Cuts on other commuter lines in the state had taken effect Oct. 29 [see “Connecticut finalizes commuter rail service cuts,” Trains News Wire, Oct. 23, 2023], but the Shore Line East changes were delayed by the Amtrak project as well as Amtrak’s approval of the new schedule.

“The new Shore Line East schedule starting on Dec.18 reflects the feedback we received during our public hearing process and working with community stakeholders,” Connecticut Department of Transportation Bureau Chief of Public Transportation Benjamin Limmer said in a press release. “We look forward to implementing this new schedule that provides customers travel options that meet their needs.”

Since September, just eight Shore Line East trains have been operating in each direction to accommodate an Amtrak project to add a new interlocking in Clinton, Conn. [see “Connecticut’s Shore Line East set for schedule changes …,” News Wire, Aug. 31, 2023]. During the project, passengers have had an increased ability to have their tickets honored on Amtrak trains; that will also end as of Dec. 18.

4 thoughts on “Service cuts on Connecticut’s Shore Line East to begin Dec. 18

  1. Once again the unending pop up ads that have been allowed to beset this site, thanks Trains and Kalmbach Publishing, my writing was cut short.

    After all the efforts to electrify SLE, after all the $$$ that was spent to purchase enough M8s for both SLE and NHL services, we are seeing the service made unattractive with this schedule change with its greatly lowered frequencies. Will there be any pushback the locals pols cannot ignore or risk being voted out of office? I have a feeling not.

  2. The construction schedule and related service cuts have been laughably mismanaged.

    As background, there is an ongoing major construction project on I-95 (which parallels SLE and is the reason why SLE exists in the first place). This construction involves blasting rock which necessitates a shutdown of I-95 1-2x per day. For whatever reason, CDOT thought that starting this blasting during the summer was a good idea. That unnecessarily caused absolute gridlock throughout the region daily, as the shoreline’s population doubles to triples in the summer months and people travel to the water.

    This was a massive opportunity for SLE to be useful for a wider population, especially with the new M8s. Projects should have been coordinated so that service could have been increased and the line would have actually been useful.

    The reduced schedule is all but useless. Connections to MNR in new haven are lacking, and there aren’t scheduled trains to accommodate typical work schedules for new haven based employees.

    The line has never received the focus it deserves from CDOT, and i have a real concern that these schedule cuts are what we look back in in five years as the precursor to SLE being shut down.

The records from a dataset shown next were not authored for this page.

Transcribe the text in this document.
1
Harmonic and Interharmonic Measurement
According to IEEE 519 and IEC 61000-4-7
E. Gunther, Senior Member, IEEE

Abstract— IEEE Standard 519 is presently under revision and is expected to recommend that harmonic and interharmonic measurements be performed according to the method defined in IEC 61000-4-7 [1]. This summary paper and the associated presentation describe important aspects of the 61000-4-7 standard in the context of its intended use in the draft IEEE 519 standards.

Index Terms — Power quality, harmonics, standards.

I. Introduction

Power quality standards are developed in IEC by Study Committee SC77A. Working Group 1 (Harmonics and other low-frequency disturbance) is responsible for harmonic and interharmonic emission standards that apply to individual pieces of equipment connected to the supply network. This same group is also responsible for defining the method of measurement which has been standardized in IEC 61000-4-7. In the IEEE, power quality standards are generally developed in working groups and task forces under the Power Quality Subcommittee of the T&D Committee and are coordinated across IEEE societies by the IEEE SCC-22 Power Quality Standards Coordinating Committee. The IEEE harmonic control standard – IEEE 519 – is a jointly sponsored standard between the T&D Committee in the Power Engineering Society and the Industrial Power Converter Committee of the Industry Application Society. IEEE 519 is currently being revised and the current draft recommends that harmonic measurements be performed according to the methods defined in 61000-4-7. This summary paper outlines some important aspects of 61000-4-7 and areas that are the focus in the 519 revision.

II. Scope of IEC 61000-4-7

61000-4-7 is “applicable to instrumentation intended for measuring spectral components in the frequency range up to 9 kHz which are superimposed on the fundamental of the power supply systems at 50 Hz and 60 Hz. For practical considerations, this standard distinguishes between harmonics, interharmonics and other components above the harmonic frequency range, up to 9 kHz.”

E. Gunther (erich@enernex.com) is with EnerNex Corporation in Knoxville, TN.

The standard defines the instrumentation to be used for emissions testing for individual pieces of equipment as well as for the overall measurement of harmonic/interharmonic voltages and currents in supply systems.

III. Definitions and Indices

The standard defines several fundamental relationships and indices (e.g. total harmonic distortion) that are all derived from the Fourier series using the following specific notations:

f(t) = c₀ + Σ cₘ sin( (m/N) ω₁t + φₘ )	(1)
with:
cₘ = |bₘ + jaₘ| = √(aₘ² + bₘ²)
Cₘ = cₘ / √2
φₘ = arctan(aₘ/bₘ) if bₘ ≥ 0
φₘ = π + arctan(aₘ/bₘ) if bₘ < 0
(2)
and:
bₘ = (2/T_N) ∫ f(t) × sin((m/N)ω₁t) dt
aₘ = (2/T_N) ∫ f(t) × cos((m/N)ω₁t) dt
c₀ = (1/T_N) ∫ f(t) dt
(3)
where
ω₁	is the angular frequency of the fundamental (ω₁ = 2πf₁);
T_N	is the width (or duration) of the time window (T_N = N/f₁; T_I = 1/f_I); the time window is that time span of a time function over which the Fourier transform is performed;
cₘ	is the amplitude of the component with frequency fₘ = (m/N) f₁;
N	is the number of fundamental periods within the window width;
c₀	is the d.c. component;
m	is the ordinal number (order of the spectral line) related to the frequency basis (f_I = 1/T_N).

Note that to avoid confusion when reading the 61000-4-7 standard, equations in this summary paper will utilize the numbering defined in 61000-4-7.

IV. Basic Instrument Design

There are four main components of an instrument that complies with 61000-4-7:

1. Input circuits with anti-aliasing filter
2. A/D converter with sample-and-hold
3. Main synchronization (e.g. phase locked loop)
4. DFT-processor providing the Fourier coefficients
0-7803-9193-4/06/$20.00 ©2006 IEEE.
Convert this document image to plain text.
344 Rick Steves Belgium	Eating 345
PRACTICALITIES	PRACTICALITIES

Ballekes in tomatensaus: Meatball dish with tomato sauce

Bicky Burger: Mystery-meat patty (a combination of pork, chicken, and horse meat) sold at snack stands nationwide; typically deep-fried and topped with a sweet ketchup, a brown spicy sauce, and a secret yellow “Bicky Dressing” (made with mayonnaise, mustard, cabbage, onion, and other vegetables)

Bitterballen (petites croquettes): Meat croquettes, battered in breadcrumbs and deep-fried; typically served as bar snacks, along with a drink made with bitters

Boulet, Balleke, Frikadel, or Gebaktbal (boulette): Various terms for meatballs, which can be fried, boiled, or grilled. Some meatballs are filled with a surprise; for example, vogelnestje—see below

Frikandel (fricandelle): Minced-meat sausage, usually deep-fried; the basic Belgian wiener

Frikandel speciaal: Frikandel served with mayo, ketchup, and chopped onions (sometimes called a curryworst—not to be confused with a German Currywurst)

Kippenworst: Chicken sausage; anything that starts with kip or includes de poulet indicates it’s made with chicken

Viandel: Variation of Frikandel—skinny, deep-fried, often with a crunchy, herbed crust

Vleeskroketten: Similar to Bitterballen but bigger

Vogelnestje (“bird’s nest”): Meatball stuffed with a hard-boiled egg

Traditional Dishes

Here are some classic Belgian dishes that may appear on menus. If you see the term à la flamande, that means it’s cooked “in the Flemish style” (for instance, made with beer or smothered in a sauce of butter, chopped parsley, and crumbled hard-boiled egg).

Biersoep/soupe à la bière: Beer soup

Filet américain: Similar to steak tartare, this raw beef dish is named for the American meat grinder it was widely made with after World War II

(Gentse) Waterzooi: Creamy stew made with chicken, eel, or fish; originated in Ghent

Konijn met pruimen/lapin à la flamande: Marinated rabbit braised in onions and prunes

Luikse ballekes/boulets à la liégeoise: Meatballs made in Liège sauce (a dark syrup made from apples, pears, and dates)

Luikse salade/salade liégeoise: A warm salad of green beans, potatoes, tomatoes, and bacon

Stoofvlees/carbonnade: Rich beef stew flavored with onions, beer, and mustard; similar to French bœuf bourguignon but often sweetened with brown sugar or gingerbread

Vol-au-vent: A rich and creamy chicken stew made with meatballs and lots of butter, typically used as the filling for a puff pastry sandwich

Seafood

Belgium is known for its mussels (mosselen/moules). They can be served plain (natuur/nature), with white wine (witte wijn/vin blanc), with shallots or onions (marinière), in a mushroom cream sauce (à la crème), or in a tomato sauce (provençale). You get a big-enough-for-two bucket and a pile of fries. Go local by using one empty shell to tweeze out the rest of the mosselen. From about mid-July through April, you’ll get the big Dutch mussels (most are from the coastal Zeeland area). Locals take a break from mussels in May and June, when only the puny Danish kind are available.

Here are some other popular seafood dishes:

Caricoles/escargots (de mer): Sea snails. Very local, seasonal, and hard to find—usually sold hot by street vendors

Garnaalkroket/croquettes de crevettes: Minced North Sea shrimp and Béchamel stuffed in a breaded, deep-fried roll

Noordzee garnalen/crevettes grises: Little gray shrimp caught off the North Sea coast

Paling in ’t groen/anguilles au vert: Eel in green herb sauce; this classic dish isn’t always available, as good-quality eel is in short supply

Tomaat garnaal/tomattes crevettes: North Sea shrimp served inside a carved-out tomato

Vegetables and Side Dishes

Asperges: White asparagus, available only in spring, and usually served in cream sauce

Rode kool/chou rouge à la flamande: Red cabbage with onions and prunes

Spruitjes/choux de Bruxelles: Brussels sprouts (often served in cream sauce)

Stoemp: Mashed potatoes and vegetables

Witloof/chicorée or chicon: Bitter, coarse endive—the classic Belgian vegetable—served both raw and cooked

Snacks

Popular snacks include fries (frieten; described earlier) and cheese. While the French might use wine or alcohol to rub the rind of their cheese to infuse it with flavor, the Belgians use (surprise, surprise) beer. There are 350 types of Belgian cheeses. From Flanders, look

    1. After all the efforts to deplMr. Milledge, the way things are looking per this article this service won’t even last another 5 years. ConnDOT and its political enablers seem determined to do the usual with passenger rail; Make the service unattractive and and inconvenient so the riders will, in ever increasing numbers, give up the train for their cars. And then ConnDOT will propose to do what state DOTs do best, widen the highway, in this case the sacred I-95, to ease growing congestion. Just wait. ConnDOT may yet put the New Haven Line in their crosshairs.